Plans d’eau : le Conseil d’État annule l'assouplissement de leur implantation en zones humides
En restreignant le champ des contraintes qui s’imposaient jusque-là à tout projet de création de plans d'eau situé en zone humide, les nouvelles règles fixées par un arrêté de 2024 pour faciliter l'implantation de retenues d’eau inférieures à 1 hectare méconnaissent le principe de non-régression environnementale. C’est ainsi qu’a tranché le Conseil d’État, dans une décision datée du 2 mars, rappelant au passage le rôle essentiel des zones humides pour les écosystèmes et la régulation du cycle de l’eau.
© Adobe stock / Marais poitevin
Par une décision (n°497009, 497839, 497885) rendue ce 2 mars, le Conseil d’État, statuant au contentieux, a jugé que l’assouplissement des règles encadrant la création de plans d’eau dans les zones humides est contraire au principe de non-régression en matière de protection de l’environnement posé par la loi Biodiversité de 2016 en vertu duquel le niveau de la protection de l’environnement ne peut, sauf disposition législative, être amoindri.
Simplification administrative décriée
Aux termes d’un arrêté modificatif de juillet 2024 (lire notre article), le gouvernement a en effet fixé de nouvelles règles en dispensant les porteurs de projets de plans d’eau d’une surface inférieure à 1 hectare des conditions spécifiques imposées depuis 2021 pour protéger les zones humides. Une simplification administrative conforme aux demandes formulées par la profession lors de la crise agricole mais loin de faire l’unanimité dans le camp des professionnels de l’eau, sachant qu’une très grande partie des zones humides sont d’une taille inférieure à ce seuil.

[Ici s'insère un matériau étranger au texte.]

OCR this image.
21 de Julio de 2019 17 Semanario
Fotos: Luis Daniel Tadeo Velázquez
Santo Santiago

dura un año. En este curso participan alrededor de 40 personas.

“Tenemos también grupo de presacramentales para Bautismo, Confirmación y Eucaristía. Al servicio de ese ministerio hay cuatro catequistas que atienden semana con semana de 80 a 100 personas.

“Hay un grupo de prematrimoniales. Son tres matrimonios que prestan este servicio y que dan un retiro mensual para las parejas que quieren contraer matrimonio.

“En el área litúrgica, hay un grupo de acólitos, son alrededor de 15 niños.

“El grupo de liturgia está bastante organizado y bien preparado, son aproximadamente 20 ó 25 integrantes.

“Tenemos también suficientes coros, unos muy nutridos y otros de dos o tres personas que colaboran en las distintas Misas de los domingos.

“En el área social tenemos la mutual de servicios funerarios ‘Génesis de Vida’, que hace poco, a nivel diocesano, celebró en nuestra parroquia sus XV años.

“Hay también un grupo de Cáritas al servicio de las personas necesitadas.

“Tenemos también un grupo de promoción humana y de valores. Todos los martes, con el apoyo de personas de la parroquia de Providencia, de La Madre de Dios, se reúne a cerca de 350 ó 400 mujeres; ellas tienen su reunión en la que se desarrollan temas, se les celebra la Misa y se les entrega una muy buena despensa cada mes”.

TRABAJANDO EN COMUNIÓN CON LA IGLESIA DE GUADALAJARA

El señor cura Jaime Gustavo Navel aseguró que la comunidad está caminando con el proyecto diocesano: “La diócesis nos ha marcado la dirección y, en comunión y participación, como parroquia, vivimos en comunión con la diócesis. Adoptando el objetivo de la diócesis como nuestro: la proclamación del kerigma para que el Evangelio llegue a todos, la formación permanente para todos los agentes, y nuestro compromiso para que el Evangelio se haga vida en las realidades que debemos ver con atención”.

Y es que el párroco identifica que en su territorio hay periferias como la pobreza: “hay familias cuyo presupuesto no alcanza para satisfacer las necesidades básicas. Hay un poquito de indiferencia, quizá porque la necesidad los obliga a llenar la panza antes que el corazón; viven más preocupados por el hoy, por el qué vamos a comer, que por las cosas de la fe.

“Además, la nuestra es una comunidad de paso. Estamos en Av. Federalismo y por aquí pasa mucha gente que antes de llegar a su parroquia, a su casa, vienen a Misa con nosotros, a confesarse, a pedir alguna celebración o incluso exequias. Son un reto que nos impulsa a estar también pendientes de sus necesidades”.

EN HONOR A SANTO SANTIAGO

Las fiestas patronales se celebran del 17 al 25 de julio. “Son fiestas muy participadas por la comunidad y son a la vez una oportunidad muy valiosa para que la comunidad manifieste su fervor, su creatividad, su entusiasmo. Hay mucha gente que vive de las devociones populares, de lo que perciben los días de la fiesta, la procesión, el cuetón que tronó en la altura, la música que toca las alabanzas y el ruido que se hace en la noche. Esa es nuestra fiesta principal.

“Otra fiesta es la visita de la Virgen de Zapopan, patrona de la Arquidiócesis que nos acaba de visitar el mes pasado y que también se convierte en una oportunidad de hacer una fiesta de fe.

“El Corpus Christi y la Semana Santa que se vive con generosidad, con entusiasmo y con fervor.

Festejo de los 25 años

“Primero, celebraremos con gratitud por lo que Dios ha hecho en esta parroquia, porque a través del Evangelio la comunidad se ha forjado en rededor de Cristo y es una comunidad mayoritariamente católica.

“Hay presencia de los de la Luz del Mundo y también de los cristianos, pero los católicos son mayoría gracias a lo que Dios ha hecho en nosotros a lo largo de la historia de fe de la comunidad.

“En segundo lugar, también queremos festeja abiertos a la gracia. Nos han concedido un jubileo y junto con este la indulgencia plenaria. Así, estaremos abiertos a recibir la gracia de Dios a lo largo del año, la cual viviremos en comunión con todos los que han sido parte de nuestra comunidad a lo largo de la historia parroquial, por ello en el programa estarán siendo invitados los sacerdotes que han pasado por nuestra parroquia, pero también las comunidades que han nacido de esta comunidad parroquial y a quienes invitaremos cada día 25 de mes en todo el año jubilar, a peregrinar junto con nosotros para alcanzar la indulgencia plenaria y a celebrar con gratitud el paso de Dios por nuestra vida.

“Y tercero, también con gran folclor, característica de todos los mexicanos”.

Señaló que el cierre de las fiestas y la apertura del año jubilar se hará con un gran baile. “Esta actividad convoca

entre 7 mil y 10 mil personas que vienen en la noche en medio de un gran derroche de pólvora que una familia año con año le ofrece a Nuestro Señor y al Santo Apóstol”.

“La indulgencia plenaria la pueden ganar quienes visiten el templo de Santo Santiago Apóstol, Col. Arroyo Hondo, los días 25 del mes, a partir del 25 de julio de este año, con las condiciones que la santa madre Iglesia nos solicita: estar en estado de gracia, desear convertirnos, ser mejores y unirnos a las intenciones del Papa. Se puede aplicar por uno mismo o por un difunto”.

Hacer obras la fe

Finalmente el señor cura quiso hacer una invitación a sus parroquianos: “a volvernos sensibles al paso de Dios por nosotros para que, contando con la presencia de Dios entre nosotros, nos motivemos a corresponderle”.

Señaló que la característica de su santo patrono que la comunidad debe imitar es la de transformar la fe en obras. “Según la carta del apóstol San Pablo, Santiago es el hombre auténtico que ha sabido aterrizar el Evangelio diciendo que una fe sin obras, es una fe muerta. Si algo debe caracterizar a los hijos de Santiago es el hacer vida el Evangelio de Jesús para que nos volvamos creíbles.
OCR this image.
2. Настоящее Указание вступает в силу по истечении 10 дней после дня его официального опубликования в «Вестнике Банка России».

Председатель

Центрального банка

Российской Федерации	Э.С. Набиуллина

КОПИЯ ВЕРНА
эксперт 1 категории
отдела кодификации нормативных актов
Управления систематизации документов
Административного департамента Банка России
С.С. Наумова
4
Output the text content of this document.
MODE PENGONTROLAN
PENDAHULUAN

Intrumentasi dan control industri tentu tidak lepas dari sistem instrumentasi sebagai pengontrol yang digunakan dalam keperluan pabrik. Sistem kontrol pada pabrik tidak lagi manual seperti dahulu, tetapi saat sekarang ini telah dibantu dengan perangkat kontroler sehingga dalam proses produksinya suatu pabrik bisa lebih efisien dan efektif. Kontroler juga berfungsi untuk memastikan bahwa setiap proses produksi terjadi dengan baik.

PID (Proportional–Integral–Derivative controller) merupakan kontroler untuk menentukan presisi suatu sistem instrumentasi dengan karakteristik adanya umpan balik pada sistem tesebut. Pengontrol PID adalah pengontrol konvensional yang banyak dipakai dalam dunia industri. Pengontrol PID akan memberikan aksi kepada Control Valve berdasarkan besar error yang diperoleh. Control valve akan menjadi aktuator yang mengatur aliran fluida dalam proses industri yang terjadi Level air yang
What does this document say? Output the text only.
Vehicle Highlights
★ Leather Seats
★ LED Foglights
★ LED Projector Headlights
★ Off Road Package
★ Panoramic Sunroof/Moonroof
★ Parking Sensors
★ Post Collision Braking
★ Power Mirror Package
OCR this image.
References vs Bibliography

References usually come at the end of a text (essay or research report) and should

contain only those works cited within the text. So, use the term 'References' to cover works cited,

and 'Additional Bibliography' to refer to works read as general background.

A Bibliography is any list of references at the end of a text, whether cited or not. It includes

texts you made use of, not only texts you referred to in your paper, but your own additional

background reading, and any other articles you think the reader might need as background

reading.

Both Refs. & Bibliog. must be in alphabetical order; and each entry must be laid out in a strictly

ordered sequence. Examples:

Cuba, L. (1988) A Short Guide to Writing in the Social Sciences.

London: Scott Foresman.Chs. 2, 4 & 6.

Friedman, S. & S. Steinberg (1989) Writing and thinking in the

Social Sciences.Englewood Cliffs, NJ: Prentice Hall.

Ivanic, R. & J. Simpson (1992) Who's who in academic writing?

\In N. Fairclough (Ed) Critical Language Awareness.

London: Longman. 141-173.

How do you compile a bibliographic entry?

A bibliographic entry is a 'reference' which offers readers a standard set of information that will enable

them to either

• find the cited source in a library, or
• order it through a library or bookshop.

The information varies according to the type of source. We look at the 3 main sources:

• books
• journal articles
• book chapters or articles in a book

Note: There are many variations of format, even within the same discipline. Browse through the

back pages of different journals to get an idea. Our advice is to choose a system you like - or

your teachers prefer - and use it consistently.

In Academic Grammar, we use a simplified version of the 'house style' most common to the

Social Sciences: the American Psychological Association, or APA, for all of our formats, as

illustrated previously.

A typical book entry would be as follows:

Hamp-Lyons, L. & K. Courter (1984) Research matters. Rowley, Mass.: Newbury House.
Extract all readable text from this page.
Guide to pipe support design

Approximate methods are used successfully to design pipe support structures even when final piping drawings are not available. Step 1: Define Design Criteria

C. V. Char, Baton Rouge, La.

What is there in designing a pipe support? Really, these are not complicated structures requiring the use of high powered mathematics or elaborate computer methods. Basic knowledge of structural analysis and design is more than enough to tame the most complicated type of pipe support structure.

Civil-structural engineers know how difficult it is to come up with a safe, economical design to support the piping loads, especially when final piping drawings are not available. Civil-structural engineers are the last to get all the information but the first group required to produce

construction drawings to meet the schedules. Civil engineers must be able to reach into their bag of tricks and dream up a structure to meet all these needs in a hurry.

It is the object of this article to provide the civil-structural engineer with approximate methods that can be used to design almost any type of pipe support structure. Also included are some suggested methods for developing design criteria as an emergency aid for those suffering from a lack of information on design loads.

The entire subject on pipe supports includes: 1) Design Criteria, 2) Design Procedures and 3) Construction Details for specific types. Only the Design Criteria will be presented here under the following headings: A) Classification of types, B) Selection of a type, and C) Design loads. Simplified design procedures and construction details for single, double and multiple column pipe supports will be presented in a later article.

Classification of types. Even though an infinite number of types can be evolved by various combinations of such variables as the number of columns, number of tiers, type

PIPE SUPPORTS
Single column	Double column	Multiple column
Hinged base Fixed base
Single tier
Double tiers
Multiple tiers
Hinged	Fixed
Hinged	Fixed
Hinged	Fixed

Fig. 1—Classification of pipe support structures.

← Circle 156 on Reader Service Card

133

Saisie par un recours de plusieurs associations de défense de l’environnement (dont France Nature Environnement et la Ligue pour la protection des oiseaux) qui demandaient l’annulation de l’arrêté contesté, la Haute Juridiction reprend d’ailleurs cet argument dans sa décision. "La majorité des plans d’eau ont, selon l’inventaire national établi par le ministère de la Transition écologique en 2024, une surface totale inférieure à un hectare. [Cet] assouplissement des règles, susceptible de concerner une grande partie des projets de plans d’eau implantés en tout ou partie en zone humide, conduit à réduire la protection de telles zones, dès lors que leur mise en eau, même partielle, est susceptible d’altérer leurs fonctionnalités", relève ainsi le Conseil d’État.
Rôle essentiel des zones humides en matière environnementale
Celui-ci observe en outre que "les zones humides, même de petite taille, jouent un rôle essentiel en matière environnementale, notamment comme refuges de biodiversité – le centre de ressources de l’Office français de la biodiversité estime ainsi que la moitié des oiseaux en dépendent –, comme système de filtration de l’eau dans le sol, comme facteur de régulation du cycle de l’eau et d’atténuation des effets d’événements climatiques extrêmes, ou encore comme source d’alimentation en eau des bassins versants et comme puits de carbone, s’agissant particulièrement des tourbières".
Or, 41% des principales zones humides identifiées se sont dégradées entre 2010 et 2020 selon l’évaluation nationale réalisée par le commissariat général au développement durable. Cela a conduit les pouvoirs publics à adopter en 2022 un "plan national Milieux humides 2022-2026", faisant de la préservation et de la remise en état de ces milieux une priorité nationale, assortie d’objectifs qualitatifs et quantitatifs, appuie la décision.
Sujet appelé à resurgir dans le futur projet de loi d’urgence agricole
Enfin, le Conseil d’État relève que les autres dispositifs existants - au titre notamment des autorisations et déclarations environnementales, schémas directeurs d’aménagement et de gestion des eaux (Sdage) et schémas d’aménagement et de gestion des eaux (Sage), protections spécifiques prévues pour les zones humides d’intérêt environnemental particulier et pour les zones stratégiques pour la gestion de l’eau, protection spécifique des sites Natura 2000 et des habitats protégés - "ne garantissent pas une protection équivalente" aux règles fixées en 2021.
"Il s’agit là d’une décision importante en ces temps de détricotage du droit de l’environnement. Nos associations espèrent que le signal sera entendu", a réagi Marie Bomare, juriste à Nature Environnement 17.
Car le dossier n’est pas clos. Le sujet devrait resurgir dans le cadre du futur projet de loi d’urgence agricole, dont la présentation est attendue fin mars, et où la problématique de l’eau, et en particulier des retenues, devrait figurer en bonne place.